Marianne had brought her a piece of her famous
tarte au chocolat
on a blue plate. She set this down on the plastic table. She shook her head that appeared small, with its tightly permed curls, coloured pale brown. ‘Aramon should be ashamed of himself,’ she said.
They sat down in the plastic chairs, with the
tarte
between them, uneaten. Whenever a car came by on the road, they turned and stared, wondering if it was going to be the surveyor arriving. After a while, Marianne said: ‘If your brother knocks your house down, you can come and live with me.’
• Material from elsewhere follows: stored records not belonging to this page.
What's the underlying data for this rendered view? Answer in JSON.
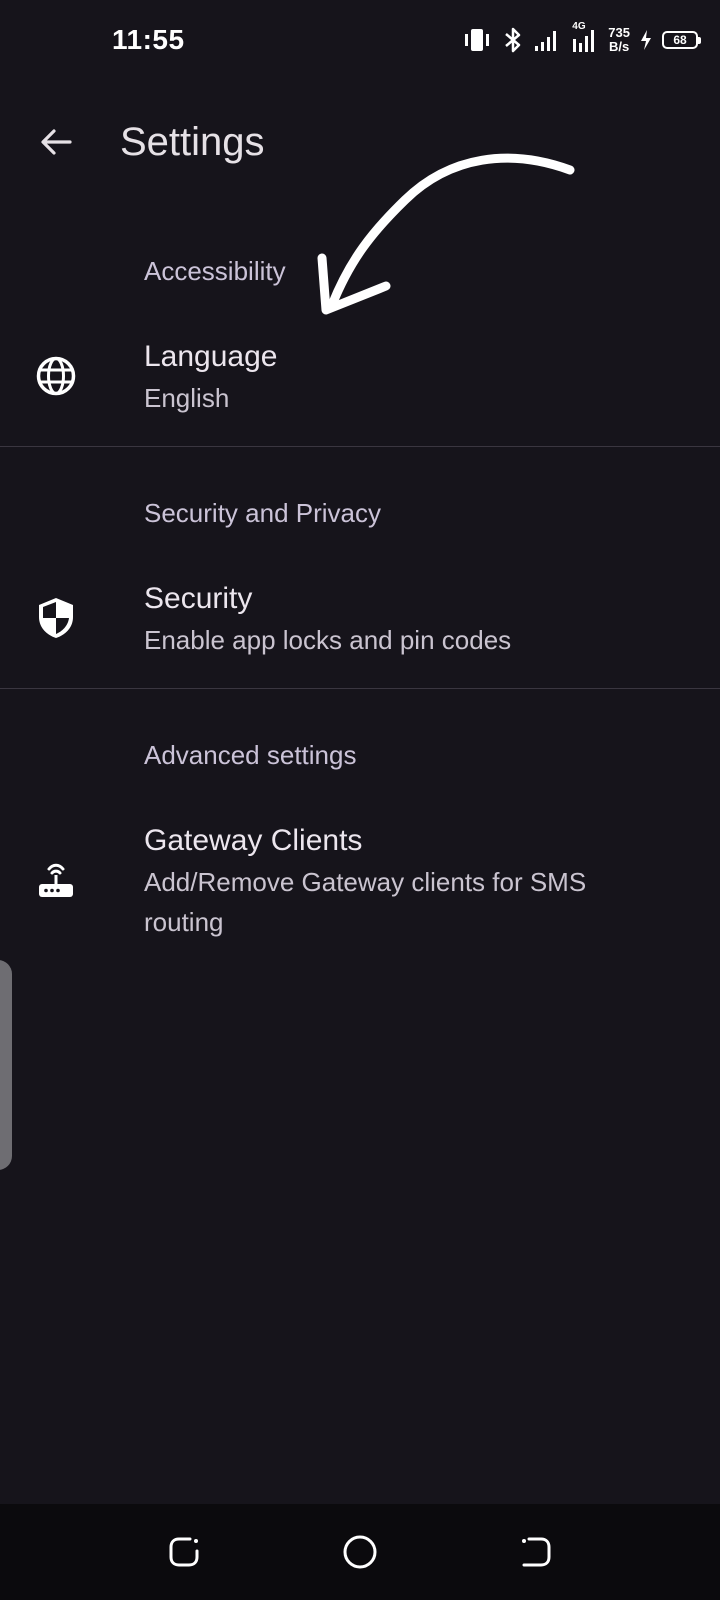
{
  "status_bar": {
    "time": "11:55",
    "network_speed_value": "735",
    "network_speed_unit": "B/s",
    "network_type": "4G",
    "battery_level": "68"
  },
  "app_bar": {
    "title": "Settings",
    "back_icon": "arrow-back-icon"
  },
  "sections": [
    {
      "header": "Accessibility",
      "item": {
        "title": "Language",
        "summary": "English",
        "icon": "globe-icon"
      }
    },
    {
      "header": "Security and Privacy",
      "item": {
        "title": "Security",
        "summary": "Enable app locks and pin codes",
        "icon": "shield-icon"
      }
    },
    {
      "header": "Advanced settings",
      "item": {
        "title": "Gateway Clients",
        "summary": "Add/Remove Gateway clients for SMS routing",
        "icon": "router-icon"
      }
    }
  ],
  "annotation": {
    "icon": "hand-drawn-arrow",
    "color": "#ffffff"
  },
  "nav_bar": {
    "recents_icon": "recents-icon",
    "home_icon": "home-circle-icon",
    "back_icon": "nav-back-icon"
  },
  "colors": {
    "background": "#16141b",
    "text_primary": "#ece6ee",
    "text_secondary": "#cac4d0",
    "divider": "#3a3640",
    "nav_background": "#0b0a0d"
  }
}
Audrun was silent. She knew this was very kind of Marianne, exceptionally kind – if she really meant it – but it wasn’t a thing she could contemplate. She’d lived her whole life here, on land that had belonged to the Lunel family for three generations. To find herself in some little shadowy back-room, surrounded by Marianne’s possessions, would be terrible. She lifted her head and said: ‘I think I’ll go and live at the mas.’
‘What,’ said Marianne, ‘with
him
?’
Audrun looked down at her hands, clenched together on the table top.
‘The way he’s drinking,’ she said, ‘he can’t have long to live.’
After an hour had passed, Audrun made more coffee and the two women ate the chocolate
tarte
and they felt the sweetness of it bring their blood alive. And they started on some reminiscences of their schooldays and among these was a memory of how their teacher, Monsieur Verdier, used to bring his mongrel dog, Toto, to Thursday classes because his wife worked in the village shop on that day of the week and Toto was a creature who couldn’t bear to be alone.
At break time, Toto would be let out into the school yard with the children and they hugged him and petted him and pulled his ears and fed him sweets and chased him round and round, and some of the older boys threw sticks at him but he kept scampering on.
Then, one Thursday, Toto wasn’t there in his basket in the classroom, and Monsieur Verdier set the children a reading assignment and sat at his desk without moving, staring out of the window at the sky.
‘Please, sir,’ one of the children asked. ‘Where’s Toto?’
‘Toto’s disappeared,’ said Monsieur Verdier. ‘We don’t know where. We just hope he’s not alone.’
‘Did he ever come back?’ asked Marianne. ‘I can’t remember.’
‘No,’ said Audrun. ‘He never came back. The things you love never do.’
Marianne sniffed, as if to say that, really, Audrun’s pessimism was wearisome sometimes, and she changed the subject to her daughter, Jeanne, who was a teacher, now, at a school in Ruasse. ‘The children there,’ said Marianne, ‘are far less disciplined than we were. Far less – in the city schools. Jeanne has terrible difficulty. And she told me in her class this term she’s got a child from Paris, who’s getting bullied.’
‘Well,’ said Audrun. ‘That’s not new. Bullying.’
‘No. But it’s hard for Jeanne. She has to try to be fair to everyone. She hates it when any of them are unhappy, but she says this little girl has been very spoilt. Her father’s a doctor, or something like that.’
‘What’s her name?’ asked Audrun. ‘In Paris, they give children the names of movie stars, American names.’
‘Yes,’ said Marianne. ‘Her name’s Mélodie.
Mélodie.
Imagine calling a child that! And of course it makes another difficulty for Jeanne.’
The morning went by and Marianne returned to her house, and there was no sign of the surveyor.
‘If you’re a woman,’ Bernadette once said to Audrun, ‘you spend a lot of your life waiting. You wait for the men to come back from the war, or from the fields, or from hunting in the hills. You wait for them to decide to mend all the things that need mending. You wait for their words of love.’